1. Introduction
Monoclonal gammopathy is associated with various types of renal
injuries, such as light chain cast nephropathy (LCPT), AL amyloidosis,
and monoclonal immunoglobulin deposition disease, recently recognized as
monoclonal gammopathy of renal significance (MGRS). LCPT is a rare type
of MGRS, with approximately only 150–200 cases reported in the
literature [1–6]. In LCPT, monoclonal light chains secreted by
abnormal plasma cells accumulate in the proximal tubular cells and cause
proximal tubular dysfunction, which is clinically characterized by
tubular acidosis, normoglycemic glycosuria, aminoaciduria, and
hypophosphatemia, collectively called Fanconi syndrome [7].
Diagnosis of LCPT is confirmed by findings of renal biopsy and the
presence of specific histological features, including cytoplasmic
monoclonal light chain inclusions and an increased number of lysosomes
in the proximal tubular cells, which are sometimes only detectable by
electron microscopy [8]. In addition, the coexistence of LCPT and
other paraprotein-related kidney disease has been reported [9–11],
which makes the diagnosis more difficult. LCPT often presents as a
slowly progressive renal impairment; however, some patients develop
end-stage kidney disease or aggressive multiple myeloma [7].

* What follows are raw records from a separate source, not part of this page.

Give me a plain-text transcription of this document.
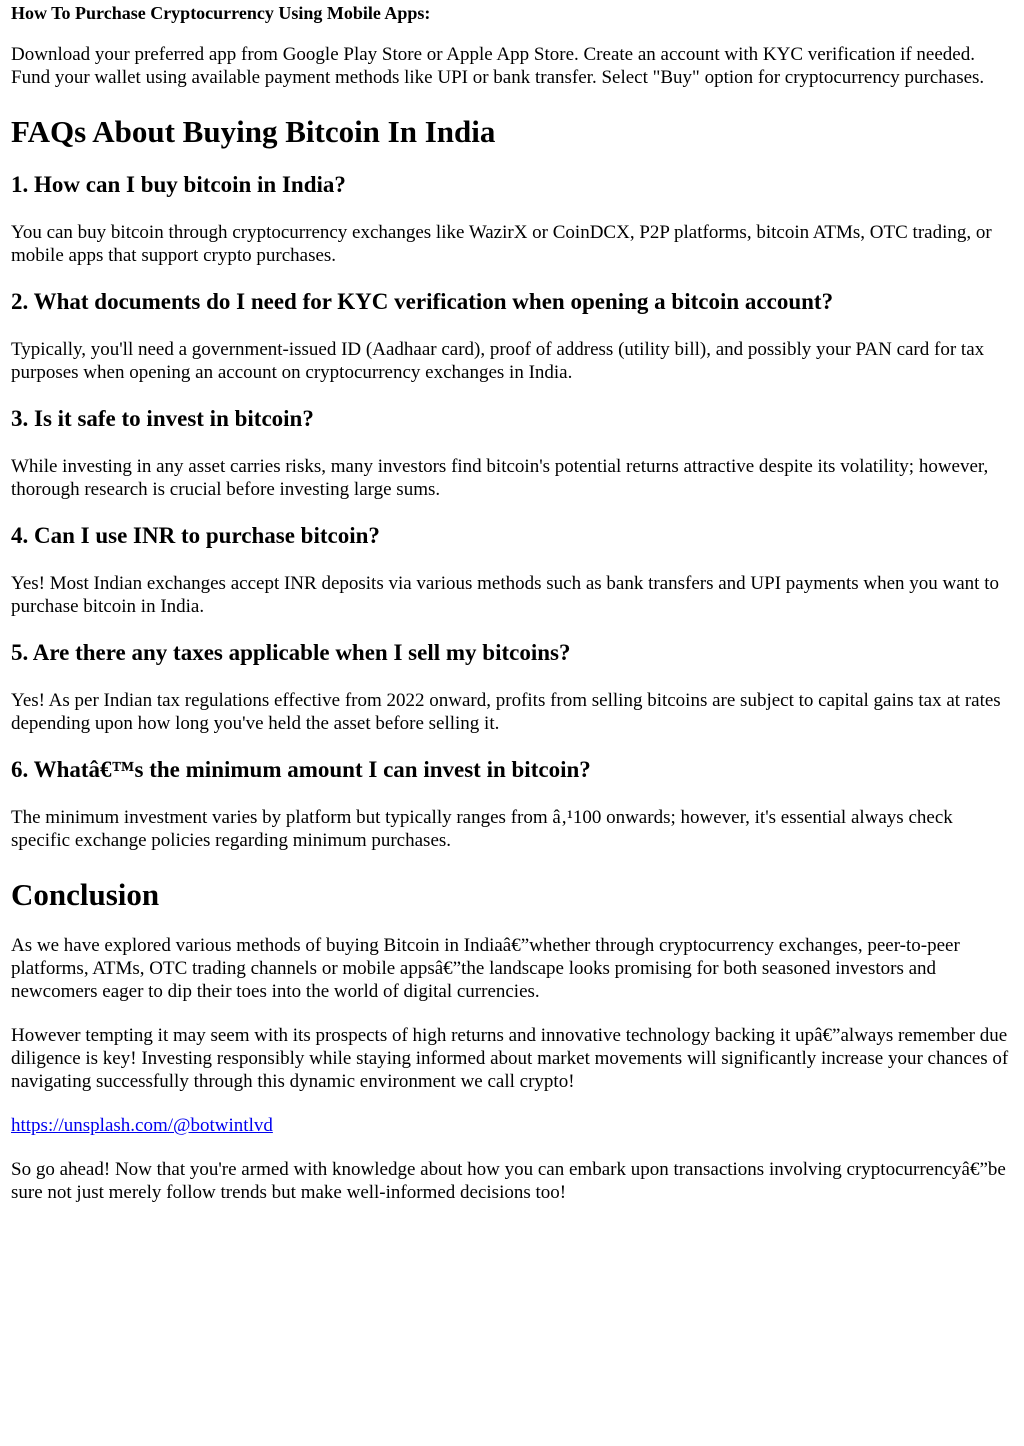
How To Purchase Cryptocurrency Using Mobile Apps:

Download your preferred app from Google Play Store or Apple App Store. Create an account with KYC verification if needed. Fund your wallet using available payment methods like UPI or bank transfer. Select "Buy" option for cryptocurrency purchases.

FAQs About Buying Bitcoin In India
1. How can I buy bitcoin in India?

You can buy bitcoin through cryptocurrency exchanges like WazirX or CoinDCX, P2P platforms, bitcoin ATMs, OTC trading, or mobile apps that support crypto purchases.

2. What documents do I need for KYC verification when opening a bitcoin account?

Typically, you'll need a government-issued ID (Aadhaar card), proof of address (utility bill), and possibly your PAN card for tax purposes when opening an account on cryptocurrency exchanges in India.

3. Is it safe to invest in bitcoin?

While investing in any asset carries risks, many investors find bitcoin's potential returns attractive despite its volatility; however, thorough research is crucial before investing large sums.

4. Can I use INR to purchase bitcoin?

Yes! Most Indian exchanges accept INR deposits via various methods such as bank transfers and UPI payments when you want to purchase bitcoin in India.

5. Are there any taxes applicable when I sell my bitcoins?

Yes! As per Indian tax regulations effective from 2022 onward, profits from selling bitcoins are subject to capital gains tax at rates depending upon how long you've held the asset before selling it.

6. Whatâ€™s the minimum amount I can invest in bitcoin?

The minimum investment varies by platform but typically ranges from â‚¹100 onwards; however, it's essential always check specific exchange policies regarding minimum purchases.

Conclusion

As we have explored various methods of buying Bitcoin in Indiaâ€”whether through cryptocurrency exchanges, peer-to-peer platforms, ATMs, OTC trading channels or mobile appsâ€”the landscape looks promising for both seasoned investors and newcomers eager to dip their toes into the world of digital currencies.

However tempting it may seem with its prospects of high returns and innovative technology backing it upâ€”always remember due diligence is key! Investing responsibly while staying informed about market movements will significantly increase your chances of navigating successfully through this dynamic environment we call crypto!

https://unsplash.com/@botwintlvd

So go ahead! Now that you're armed with knowledge about how you can embark upon transactions involving cryptocurrencyâ€”be sure not just merely follow trends but make well-informed decisions too!
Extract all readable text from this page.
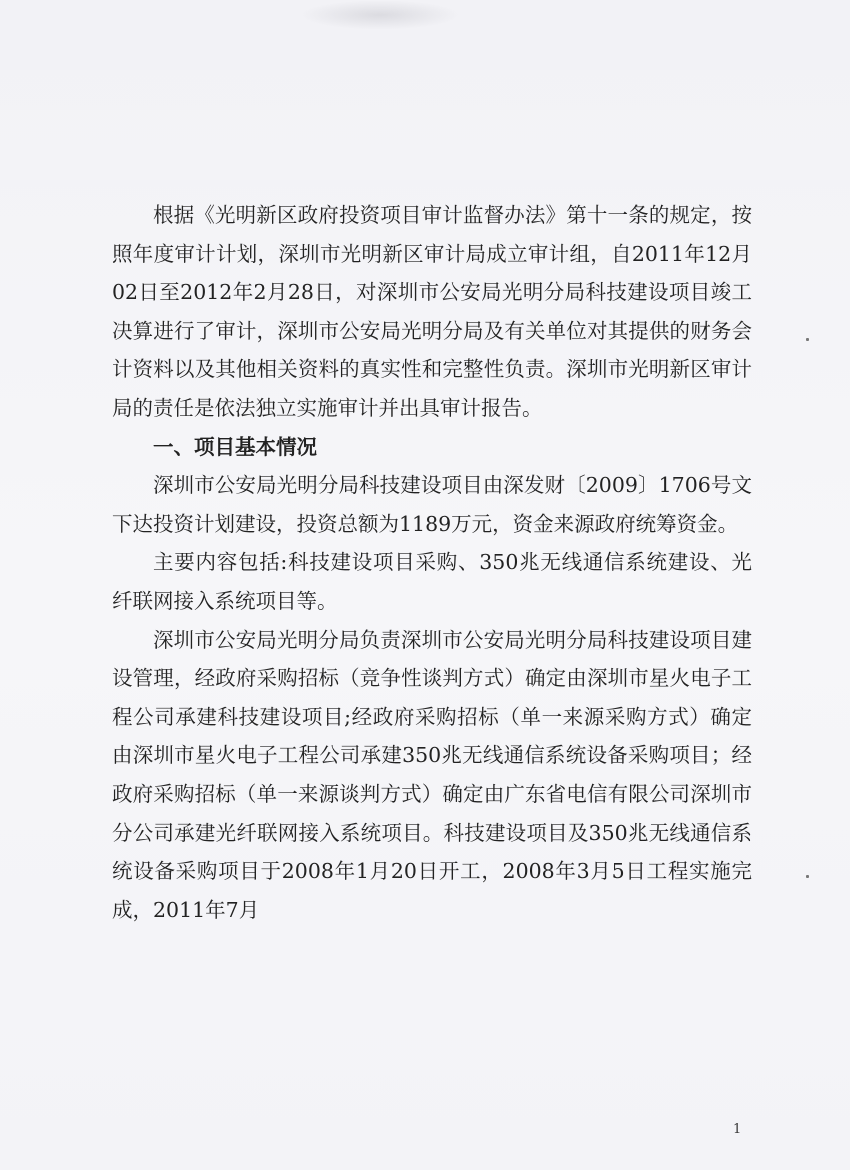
根据《光明新区政府投资项目审计监督办法》第十一条的规定，按照年度审计计划，深圳市光明新区审计局成立审计组，自2011年12月02日至2012年2月28日，对深圳市公安局光明分局科技建设项目竣工决算进行了审计，深圳市公安局光明分局及有关单位对其提供的财务会计资料以及其他相关资料的真实性和完整性负责。深圳市光明新区审计局的责任是依法独立实施审计并出具审计报告。

一、项目基本情况

深圳市公安局光明分局科技建设项目由深发财〔2009〕1706号文下达投资计划建设，投资总额为1189万元，资金来源政府统筹资金。

主要内容包括:科技建设项目采购、350兆无线通信系统建设、光纤联网接入系统项目等。

深圳市公安局光明分局负责深圳市公安局光明分局科技建设项目建设管理，经政府采购招标（竞争性谈判方式）确定由深圳市星火电子工程公司承建科技建设项目;经政府采购招标（单一来源采购方式）确定由深圳市星火电子工程公司承建350兆无线通信系统设备采购项目；经政府采购招标（单一来源谈判方式）确定由广东省电信有限公司深圳市分公司承建光纤联网接入系统项目。科技建设项目及350兆无线通信系统设备采购项目于2008年1月20日开工，2008年3月5日工程实施完成，2011年7月

1
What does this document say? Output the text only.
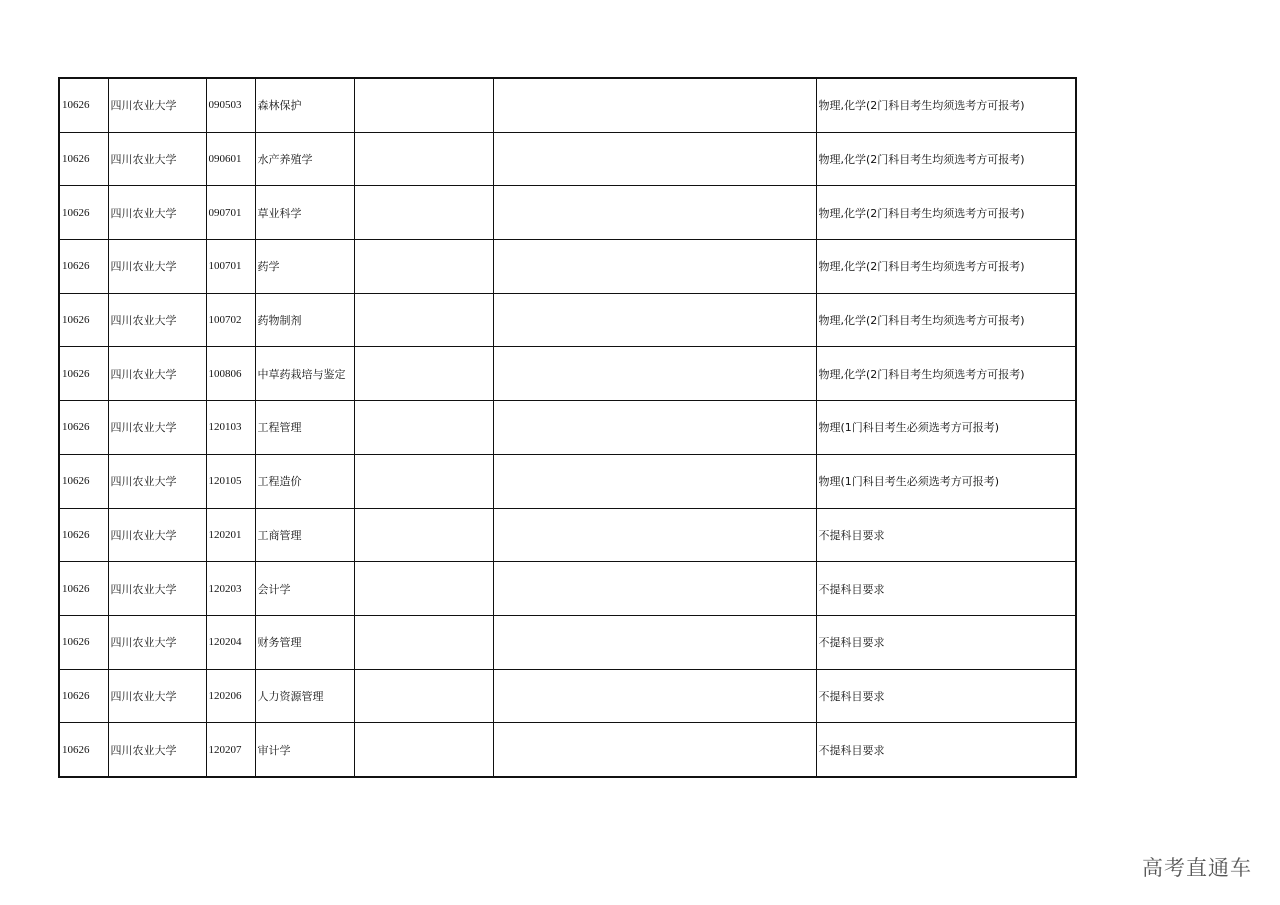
10626	四川农业大学	090503	森林保护			物理,化学(2门科目考生均须选考方可报考)
10626	四川农业大学	090601	水产养殖学			物理,化学(2门科目考生均须选考方可报考)
10626	四川农业大学	090701	草业科学			物理,化学(2门科目考生均须选考方可报考)
10626	四川农业大学	100701	药学			物理,化学(2门科目考生均须选考方可报考)
10626	四川农业大学	100702	药物制剂			物理,化学(2门科目考生均须选考方可报考)
10626	四川农业大学	100806	中草药栽培与鉴定			物理,化学(2门科目考生均须选考方可报考)
10626	四川农业大学	120103	工程管理			物理(1门科目考生必须选考方可报考)
10626	四川农业大学	120105	工程造价			物理(1门科目考生必须选考方可报考)
10626	四川农业大学	120201	工商管理			不提科目要求
10626	四川农业大学	120203	会计学			不提科目要求
10626	四川农业大学	120204	财务管理			不提科目要求
10626	四川农业大学	120206	人力资源管理			不提科目要求
10626	四川农业大学	120207	审计学			不提科目要求
高考直通车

Although the treatment strategy for MGRS has not yet been established
due to the rarity and lack of familiarity of this entity, several
studies have shown that improvement in renal function can be achieved
with hematologic response to chemotherapy, commonly bortezomib for
plasma cell dyscrasia, and rituximab for B cell lymphoproliferative
disease. Some case reports and case series have shown that chemotherapy
directed at multiple myeloma is also effective for LCPT [1–4], but
only a few case reports have described its clinical course, and the
optimal treatment strategy remains unknown.
Herein, we describe the case of a patient with LCPT and severe kidney
injury who received bortezomib-based chemotherapy and autologous stem
cell transplantation (ASCT). This case report illustrates new insight
into the optimal treatment strategy for LCPT in the future.